Gli investitori che quest'anno hanno fatto affidamento sulla strategia 60/40 per proteggere almeno in parte il proprio portafoglio d'investimento sono rimasti profondamente delusi. Sì perché in un 2022 così turbolento le aspettative erano che la componente obbligazionaria della strategia riuscisse ad attutire le perdite derivanti dal sell-off che si è scatenato sui mercati azionari. Invece, non solo le obbligazioni non hanno compensato i cali, ma anzi hanno contribuito ad accelerarli.
In sostanza, i titoli a reddito fisso si sono mossi nella stessa direzione delle azioni, ovvero in discesa. La motivazione è da ricercare essenzialmente nel rialzo dei tassi da parte delle Banche centrali per combattere l'inflazione più alta degli ultimi 40 anni. L'aumento dei rendimenti dei titoli di nuova emissione che ne è conseguito ha generato un calo dei prezzi per le obbligazioni quotate, poiché gli investitori hanno venduto bond che a parità di scadenza rendevano di meno. Inoltre, l'inflazione elevata ha abbassato i ritorni in termini reali, rendendo il reddito fisso meno conveniente rispetto a scenari di inflazione bassa.
Una situazione particolare si è verificata in Gran Bretagna, quando nel mese di settembre l'ex Cancelliere dello Scacchiere Kwasi Kwarteng ha proposto una serie di tagli fiscali che hanno allarmato gli investitori sulle finanze dello Stato. La reazione del mercato è stata violenta, con i fondi pensione che hanno cominciato a vendere massicciamente i Gilt in portafoglio, affossando le quotazioni e facendo salire i rendimenti a livelli che non si vedevano dalla grande crisi del 2008 ( Lehman Brothers: il più grande fallimento bancario della storia). Solo il licenziamento di Kwarteg e le successive dimissioni dell'allora Premier Liz Truss hanno riportato il sereno nel mercato, con la promessa del successore Rishi Sunak di un dietrofront totale sulla manovra fiscale avanzata dal suo predecessore.
Obbligazioni: cosa aspettarsi per il 2023
Se sulla ripresa del mercato azionario vi sono molte incertezze, la maggioranza degli analisti scommette che le obbligazioni possano risalire in virtù di un rallentamento della stretta sui tassi da parte delle Banche centrali e del calo dell'inflazione. In realtà, i dubbi non sono stati dissipati. I Governatori degli istituti monetari, da Jerome Powell a Christine Lagarde, hanno usato toni da falco nell'ultima riunione dell'anno, temendo che l'inflazione possa rimanere alta almeno per tutto il 2023.

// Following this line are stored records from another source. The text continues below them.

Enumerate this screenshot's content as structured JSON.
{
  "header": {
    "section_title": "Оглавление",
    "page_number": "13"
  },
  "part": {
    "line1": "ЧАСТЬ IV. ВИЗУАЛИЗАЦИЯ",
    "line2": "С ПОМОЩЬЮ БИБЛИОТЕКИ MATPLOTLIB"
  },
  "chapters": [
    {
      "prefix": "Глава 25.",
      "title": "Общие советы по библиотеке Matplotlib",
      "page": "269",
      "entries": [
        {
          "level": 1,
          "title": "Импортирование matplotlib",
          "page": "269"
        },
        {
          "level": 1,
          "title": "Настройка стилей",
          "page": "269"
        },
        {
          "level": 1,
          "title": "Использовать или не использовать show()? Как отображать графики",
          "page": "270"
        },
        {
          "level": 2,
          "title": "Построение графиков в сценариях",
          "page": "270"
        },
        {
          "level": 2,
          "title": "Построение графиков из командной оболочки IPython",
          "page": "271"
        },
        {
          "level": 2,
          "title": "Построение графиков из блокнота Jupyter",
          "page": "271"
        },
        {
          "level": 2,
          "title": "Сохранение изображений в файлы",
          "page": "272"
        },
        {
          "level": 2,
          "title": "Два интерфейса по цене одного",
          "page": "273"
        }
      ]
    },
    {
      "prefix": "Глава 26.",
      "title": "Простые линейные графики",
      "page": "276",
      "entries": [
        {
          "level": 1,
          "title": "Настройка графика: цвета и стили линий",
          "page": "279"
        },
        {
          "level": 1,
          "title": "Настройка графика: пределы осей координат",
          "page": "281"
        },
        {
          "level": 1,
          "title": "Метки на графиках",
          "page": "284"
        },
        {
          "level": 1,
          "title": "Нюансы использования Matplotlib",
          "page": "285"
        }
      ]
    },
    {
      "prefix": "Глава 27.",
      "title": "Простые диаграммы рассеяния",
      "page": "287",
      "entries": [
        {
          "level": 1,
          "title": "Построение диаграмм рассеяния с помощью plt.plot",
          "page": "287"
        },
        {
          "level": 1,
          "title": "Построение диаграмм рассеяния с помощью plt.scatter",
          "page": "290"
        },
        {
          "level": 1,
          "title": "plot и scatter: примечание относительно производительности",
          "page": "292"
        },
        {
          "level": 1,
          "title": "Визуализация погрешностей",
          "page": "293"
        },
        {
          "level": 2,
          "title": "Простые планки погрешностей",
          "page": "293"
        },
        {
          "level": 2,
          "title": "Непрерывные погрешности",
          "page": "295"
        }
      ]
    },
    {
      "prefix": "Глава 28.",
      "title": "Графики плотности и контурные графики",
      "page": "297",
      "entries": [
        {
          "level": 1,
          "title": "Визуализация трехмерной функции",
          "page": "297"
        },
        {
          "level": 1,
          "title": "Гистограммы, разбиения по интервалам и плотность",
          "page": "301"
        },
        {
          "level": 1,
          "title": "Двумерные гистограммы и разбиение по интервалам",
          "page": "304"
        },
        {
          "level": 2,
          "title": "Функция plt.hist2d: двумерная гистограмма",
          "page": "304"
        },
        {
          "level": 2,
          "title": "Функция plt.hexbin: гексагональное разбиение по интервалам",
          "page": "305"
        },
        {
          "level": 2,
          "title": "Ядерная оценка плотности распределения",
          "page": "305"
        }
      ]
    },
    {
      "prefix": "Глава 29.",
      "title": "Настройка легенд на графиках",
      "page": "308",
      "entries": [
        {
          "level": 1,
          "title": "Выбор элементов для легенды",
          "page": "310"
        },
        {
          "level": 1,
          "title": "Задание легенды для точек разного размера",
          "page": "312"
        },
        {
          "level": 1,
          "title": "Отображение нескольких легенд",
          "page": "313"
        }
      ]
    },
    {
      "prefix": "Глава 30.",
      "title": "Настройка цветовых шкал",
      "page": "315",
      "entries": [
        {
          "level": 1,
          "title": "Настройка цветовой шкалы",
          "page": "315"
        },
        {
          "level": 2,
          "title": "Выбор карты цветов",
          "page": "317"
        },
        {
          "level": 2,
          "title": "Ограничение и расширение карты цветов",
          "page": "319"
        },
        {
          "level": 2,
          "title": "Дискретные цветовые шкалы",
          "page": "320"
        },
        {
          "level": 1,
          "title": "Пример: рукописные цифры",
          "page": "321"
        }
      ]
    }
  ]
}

Tra l'altro, la mossa a sorpresa della Bank of Japan di consentire un'oscillazione dei rendimenti a 10 anni più ampia di 25 punti base rispetto al livello di ± 0,25% precedente, potrà segnare la svolta tanto attesa nella sua politica monetaria e far decadere l'ultima Banca centrale rimasta accomodante, se si esclude quella cinese.
Un enorme problema potrebbe investire l'Europa in quanto, se i tassi saranno inaspriti come ha fatto capire Lagarde, Paesi con un alto indebitamento come l'Italia rischierebbero di soffrire oltremodo, con i titoli di Stato che potrebbero essere oggetto di un attacco degli speculatori al punto da far crollare i prezzi e salire gli spread.
In questo caso, emergono alcune domande, tipo: cosa farà la BCE in merito all'inasprimento monetario? Verrà attivato e in che misura lo scudo antispread sbandierato più volte quest'anno? E come si concilierà tutto ciò con un'inflazione che rimane alta e rischia di insediarsi in maniera esiziale nel tessuto economico e produttivo di ogni Paese? Le obbligazioni private corrono il pericolo di scontare invece una recessione in arrivo, con le società che potrebbero andare in difficoltà e le agenzie di rating che potrebbero abbassare il rating sul debito, innescando un'altra ondata di vendite.